A study suggesting that exposing kids at risk for peanut allergy to peanuts may actually help prevent an allergy was covered by all three of last night’s national news broadcasts for a total of more than four minutes. The study also received extensive coverage online and in print. Dr. Anthony Fauci, director of the National Institute of Allergy and Infectious Diseases, which provided funding for the trial, is quoted in nearly every article. Most sources tout the study, with some calling the findings a “landmark” or “ground-breaking.”
        The CBS Evening News (2/23, story 5, 1:56, Pelley) reported, “A new medical study...could transform the way doctors prevent peanut allergies.
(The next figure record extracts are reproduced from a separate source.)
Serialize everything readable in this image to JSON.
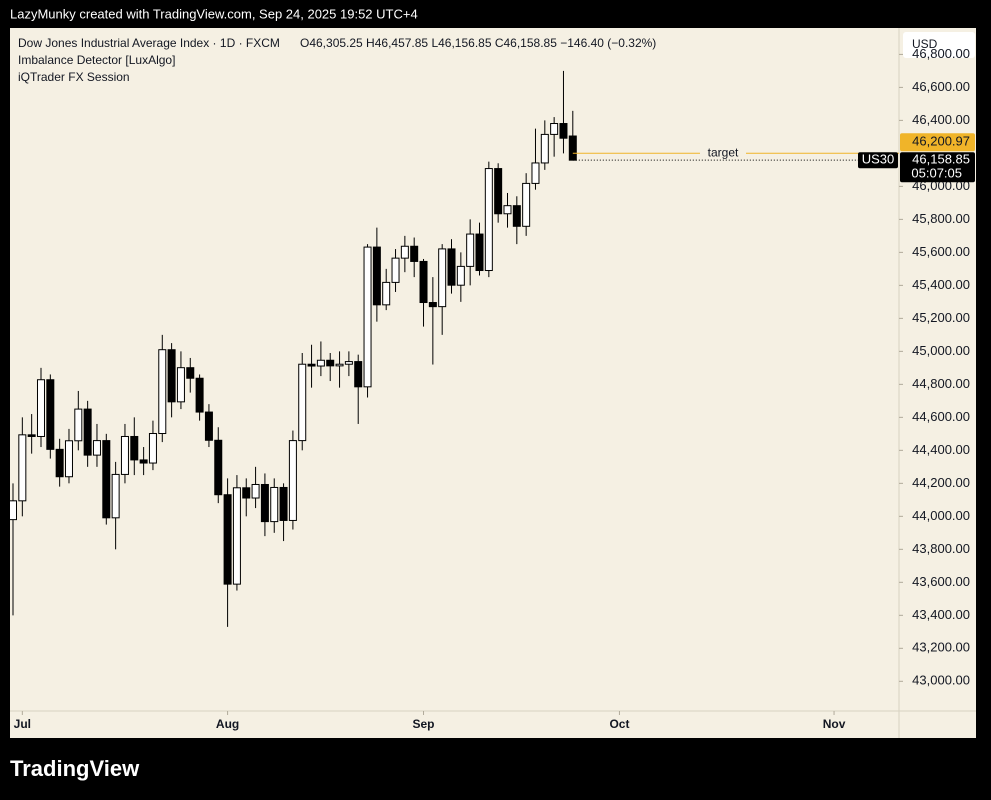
{
  "header": "LazyMunky created with TradingView.com, Sep 24, 2025 19:52 UTC+4",
  "footer": "TradingView",
  "chart_data": {
    "type": "candlestick",
    "title": "Dow Jones Industrial Average Index · 1D · FXCM",
    "ohlc_text": "O46,305.25  H46,457.85  L46,156.85  C46,158.85  −146.40 (−0.32%)",
    "indicators": [
      "Imbalance Detector [LuxAlgo]",
      "iQTrader FX Session"
    ],
    "currency": "USD",
    "symbol": "US30",
    "countdown": "05:07:05",
    "up_color": "#ffffff",
    "down_color": "#000000",
    "line_color": "#000000",
    "open": [
      43980,
      44094,
      44494,
      44484,
      44828,
      44406,
      44240,
      44458,
      44650,
      44371,
      44459,
      43991,
      44254,
      44484,
      44342,
      44323,
      44502,
      45010,
      44694,
      44901,
      44837,
      44632,
      44461,
      44131,
      43589,
      44173,
      44111,
      44193,
      43968,
      44175,
      43975,
      44459,
      44922,
      44911,
      44946,
      44912,
      44922,
      44938,
      44785,
      45632,
      45282,
      45418,
      45565,
      45637,
      45545,
      45296,
      45271,
      45621,
      45401,
      45515,
      45711,
      45490,
      46108,
      45834,
      45883,
      45758,
      46018,
      46142,
      46315,
      46381,
      46305.25
    ],
    "high": [
      44200,
      44600,
      44620,
      44900,
      44860,
      44470,
      44530,
      44760,
      44700,
      44560,
      44500,
      44330,
      44560,
      44600,
      44420,
      44580,
      45100,
      45050,
      45000,
      44960,
      44860,
      44680,
      44540,
      44230,
      44250,
      44230,
      44300,
      44260,
      44230,
      44200,
      44520,
      44990,
      45040,
      45060,
      44990,
      45000,
      45000,
      44980,
      45650,
      45750,
      45500,
      45620,
      45700,
      45690,
      45560,
      45450,
      45650,
      45680,
      45600,
      45800,
      45780,
      46150,
      46140,
      45960,
      45940,
      46080,
      46350,
      46400,
      46420,
      46700,
      46457.85
    ],
    "low": [
      43400,
      44000,
      44380,
      44420,
      44350,
      44180,
      44200,
      44400,
      44300,
      44300,
      43950,
      43800,
      44200,
      44250,
      44250,
      44280,
      44450,
      44600,
      44650,
      44750,
      44580,
      44420,
      44080,
      43330,
      43550,
      44000,
      44050,
      43880,
      43900,
      43850,
      43920,
      44400,
      44780,
      44850,
      44820,
      44780,
      44850,
      44560,
      44720,
      45180,
      45250,
      45360,
      45480,
      45450,
      45150,
      44920,
      45100,
      45350,
      45300,
      45400,
      45460,
      45450,
      45780,
      45750,
      45650,
      45700,
      45980,
      46100,
      46180,
      46200,
      46156.85
    ],
    "close": [
      44094,
      44494,
      44484,
      44828,
      44406,
      44240,
      44458,
      44650,
      44371,
      44459,
      43991,
      44254,
      44484,
      44342,
      44323,
      44502,
      45010,
      44694,
      44901,
      44837,
      44632,
      44461,
      44131,
      43589,
      44173,
      44111,
      44193,
      43968,
      44175,
      43975,
      44459,
      44922,
      44911,
      44946,
      44912,
      44922,
      44938,
      44785,
      45632,
      45282,
      45418,
      45565,
      45637,
      45545,
      45296,
      45271,
      45621,
      45401,
      45515,
      45711,
      45490,
      46108,
      45834,
      45883,
      45758,
      46018,
      46142,
      46315,
      46381,
      46292,
      46158.85
    ],
    "last_label": "46,158.85",
    "target": {
      "value": 46200.97,
      "label": "46,200.97",
      "name": "target",
      "color": "#f0b429"
    },
    "xticks": [
      {
        "value": 1,
        "label": "Jul"
      },
      {
        "value": 23,
        "label": "Aug"
      },
      {
        "value": 44,
        "label": "Sep"
      },
      {
        "value": 65,
        "label": "Oct"
      },
      {
        "value": 88,
        "label": "Nov"
      }
    ],
    "ylim": [
      42820,
      46960
    ],
    "yticks": [
      {
        "value": 43000,
        "label": "43,000.00"
      },
      {
        "value": 43200,
        "label": "43,200.00"
      },
      {
        "value": 43400,
        "label": "43,400.00"
      },
      {
        "value": 43600,
        "label": "43,600.00"
      },
      {
        "value": 43800,
        "label": "43,800.00"
      },
      {
        "value": 44000,
        "label": "44,000.00"
      },
      {
        "value": 44200,
        "label": "44,200.00"
      },
      {
        "value": 44400,
        "label": "44,400.00"
      },
      {
        "value": 44600,
        "label": "44,600.00"
      },
      {
        "value": 44800,
        "label": "44,800.00"
      },
      {
        "value": 45000,
        "label": "45,000.00"
      },
      {
        "value": 45200,
        "label": "45,200.00"
      },
      {
        "value": 45400,
        "label": "45,400.00"
      },
      {
        "value": 45600,
        "label": "45,600.00"
      },
      {
        "value": 45800,
        "label": "45,800.00"
      },
      {
        "value": 46000,
        "label": "46,000.00"
      },
      {
        "value": 46400,
        "label": "46,400.00"
      },
      {
        "value": 46600,
        "label": "46,600.00"
      },
      {
        "value": 46800,
        "label": "46,800.00"
      }
    ]
  }
}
Turns out keeping kids away from peanuts may be the wrong thing to do.” ABC World News (2/23, story 6, 1:42, Muir) and NBC Nightly News (2/23, story 4, 0:31, Holt) also discussed the study during their respective broadcasts.
        The AP (2/24, Marchione) reports that the research, published in the New England Journal of Medicine, “involved more than 600 children ages 4 months to 11 months old,” all of whom “were thought to be at risk for peanut allergy because they were allergic to eggs or had eczema.”
        The New York Times (2/24, Pollack) “Well” blog reports that these children “were randomly assigned either to be regularly fed food that contained peanuts or to be denied such food.” Those “feeding patterns continued until the children were 5 years old.”
   USA Today (2/24, Szabo) reports that “babies regularly given peanuts for at least four years cut their risk of peanut allergy by an average of 81%, compared with children who avoided peanuts.” 
These “results are ‘without precedent,’ said” Dr. Fauci, who added that “the results have the potential to transform how we approach food allergy prevention.”

        The Washington Post (2/24, Bernstein) “To Your Health” blog reports, “An accompanying editorial described the research as a ‘landmark study,’ called for quick issuance of new guidelines on peanut consumption by children and recommended that some infants between the ages of four and eight months who are at risk for the allergy be started on small amounts of peanut protein.”

I WOULDN'T FOLLOW THIS ADVICE WITHOUT TALKING TO MY DOCTOR!